I attached Task details and data file. I need the to be done by tomorrow morning October 1, 2021 by 11AM EST
Tasks: The file, “datafile.csv”, is to be used for this assignment and contains 7 independent attributes, a1 to a7, and 1 dependent attribute a8. Using “datafile.csv”, code a Python or R script to perform the following:
• Read “datafile.csv” into a dataframe
• Plot each attribute against each other and view how the data are related to each other
o Since 8 attributes might make the graph less easy to read, use 4 attributes at a time
o Try out “ggpairs(dataframe)” from the ggplot2 and GGally packages. Note the differences between the ggpairs plot and the plot command learned in class.
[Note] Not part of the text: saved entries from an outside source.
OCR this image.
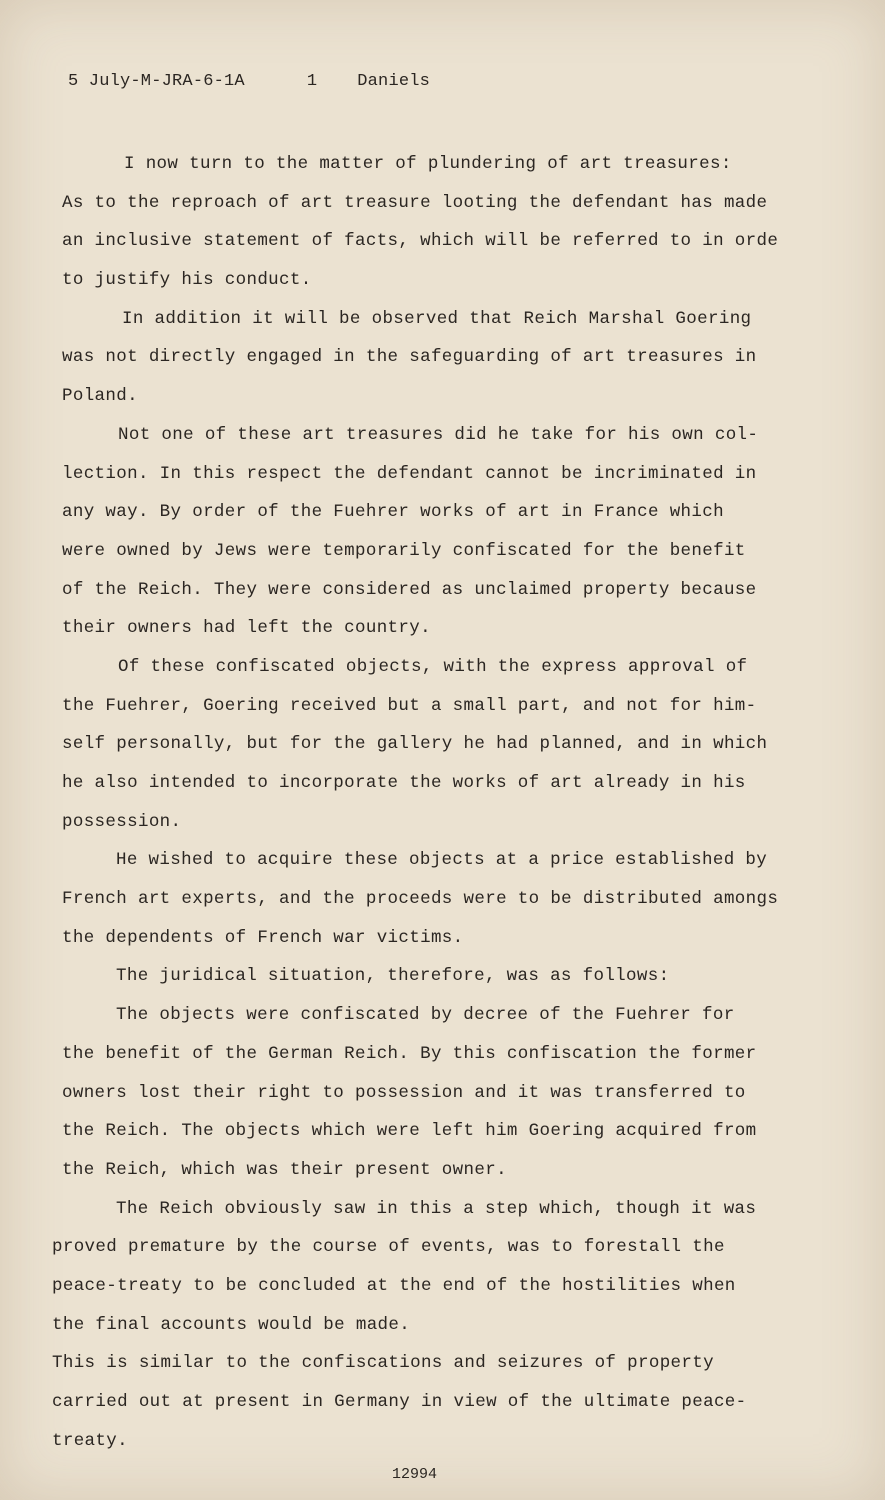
5 July-M-JRA-6-1A	1 Daniels
I now turn to the matter of plundering of art treasures:
As to the reproach of art treasure looting the defendant has made
an inclusive statement of facts, which will be referred to in orde
to justify his conduct.
In addition it will be observed that Reich Marshal Goering
was not directly engaged in the safeguarding of art treasures in
Poland.
Not one of these art treasures did he take for his own col-
lection. In this respect the defendant cannot be incriminated in
any way. By order of the Fuehrer works of art in France which
were owned by Jews were temporarily confiscated for the benefit
of the Reich. They were considered as unclaimed property because
their owners had left the country.
Of these confiscated objects, with the express approval of
the Fuehrer, Goering received but a small part, and not for him-
self personally, but for the gallery he had planned, and in which
he also intended to incorporate the works of art already in his
possession.
He wished to acquire these objects at a price established by
French art experts, and the proceeds were to be distributed amongs
the dependents of French war victims.
The juridical situation, therefore, was as follows:
The objects were confiscated by decree of the Fuehrer for
the benefit of the German Reich. By this confiscation the former
owners lost their right to possession and it was transferred to
the Reich. The objects which were left him Goering acquired from
the Reich, which was their present owner.
The Reich obviously saw in this a step which, though it was
proved premature by the course of events, was to forestall the
peace-treaty to be concluded at the end of the hostilities when
the final accounts would be made.
This is similar to the confiscations and seizures of property
carried out at present in Germany in view of the ultimate peace-
treaty.
12994
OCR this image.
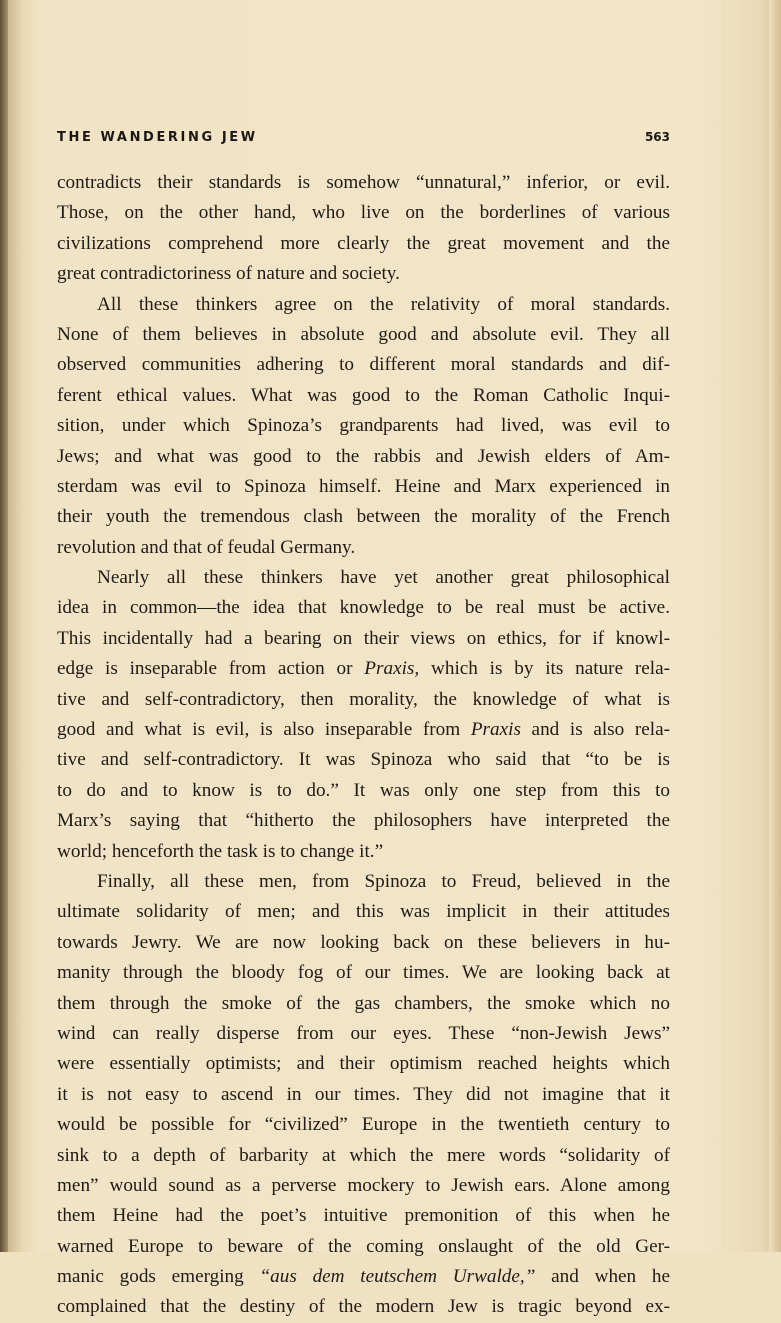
THE WANDERING JEW	563

contradicts their standards is somehow “unnatural,” inferior, or evil.
Those, on the other hand, who live on the borderlines of various
civilizations comprehend more clearly the great movement and the
great contradictoriness of nature and society.

All these thinkers agree on the relativity of moral standards.
None of them believes in absolute good and absolute evil. They all
observed communities adhering to different moral standards and dif-
ferent ethical values. What was good to the Roman Catholic Inqui-
sition, under which Spinoza’s grandparents had lived, was evil to
Jews; and what was good to the rabbis and Jewish elders of Am-
sterdam was evil to Spinoza himself. Heine and Marx experienced in
their youth the tremendous clash between the morality of the French
revolution and that of feudal Germany.

Nearly all these thinkers have yet another great philosophical
idea in common—the idea that knowledge to be real must be active.
This incidentally had a bearing on their views on ethics, for if knowl-
edge is inseparable from action or Praxis, which is by its nature rela-
tive and self-contradictory, then morality, the knowledge of what is
good and what is evil, is also inseparable from Praxis and is also rela-
tive and self-contradictory. It was Spinoza who said that “to be is
to do and to know is to do.” It was only one step from this to
Marx’s saying that “hitherto the philosophers have interpreted the
world; henceforth the task is to change it.”

Finally, all these men, from Spinoza to Freud, believed in the
ultimate solidarity of men; and this was implicit in their attitudes
towards Jewry. We are now looking back on these believers in hu-
manity through the bloody fog of our times. We are looking back at
them through the smoke of the gas chambers, the smoke which no
wind can really disperse from our eyes. These “non-Jewish Jews”
were essentially optimists; and their optimism reached heights which
it is not easy to ascend in our times. They did not imagine that it
would be possible for “civilized” Europe in the twentieth century to
sink to a depth of barbarity at which the mere words “solidarity of
men” would sound as a perverse mockery to Jewish ears. Alone among
them Heine had the poet’s intuitive premonition of this when he
warned Europe to beware of the coming onslaught of the old Ger-
manic gods emerging “aus dem teutschem Urwalde,” and when he
complained that the destiny of the modern Jew is tragic beyond ex-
• Figure out how many 1’s and 0’s are in the a8 attribute column. Note the imbalance.
• Make a new dataframe by selecting randomly 150 of the rows where a8=1 and 150 of the rows where a8=0.
• From the new dataframe, make a training and a test set where the training set is 70% of the new dataframe and the test set 30%. o Try one more train-test split, such as 60-40.
• Build five logistic regression models on the training set using all attributes, a1 through a7 with a8, and four different subsets of the attributes, such as using a1, a2, and a3 with a8. Note the differences in the accuracies and examine the confusion tables.
• With the logistic regression model that you consider the best, run the model on the entire new dataframe, look at the confusion matrix, and note the accuracy.
• Generate the ROC curve with the results from the entire new dataset. What do you think it means?
• Generate the PR curve with the results from the entire new dataset. What do you think it means?
• Using k-fold cross-validation, run logistic regression on the entire new dataframe with 2 different fold sizes. Note the confusion tables, accuracies, and average accuracy.
• Save the new dataframe to a file called “newdatafile.csv” (without a row name column).
• Answer the following questions at the end of your script file using comments:
1. Which train-test split worked best for you? 70-30 or another? Why? Texas Tech University Whitacre College of Engineering
2. Which logistic regression model worked best of the five you tried? Why?
3. What does the resulting ROC curve tell you about the model?
4. What does the resulting PR curve tell you about the model?
5. Which size fold worked the best? Why?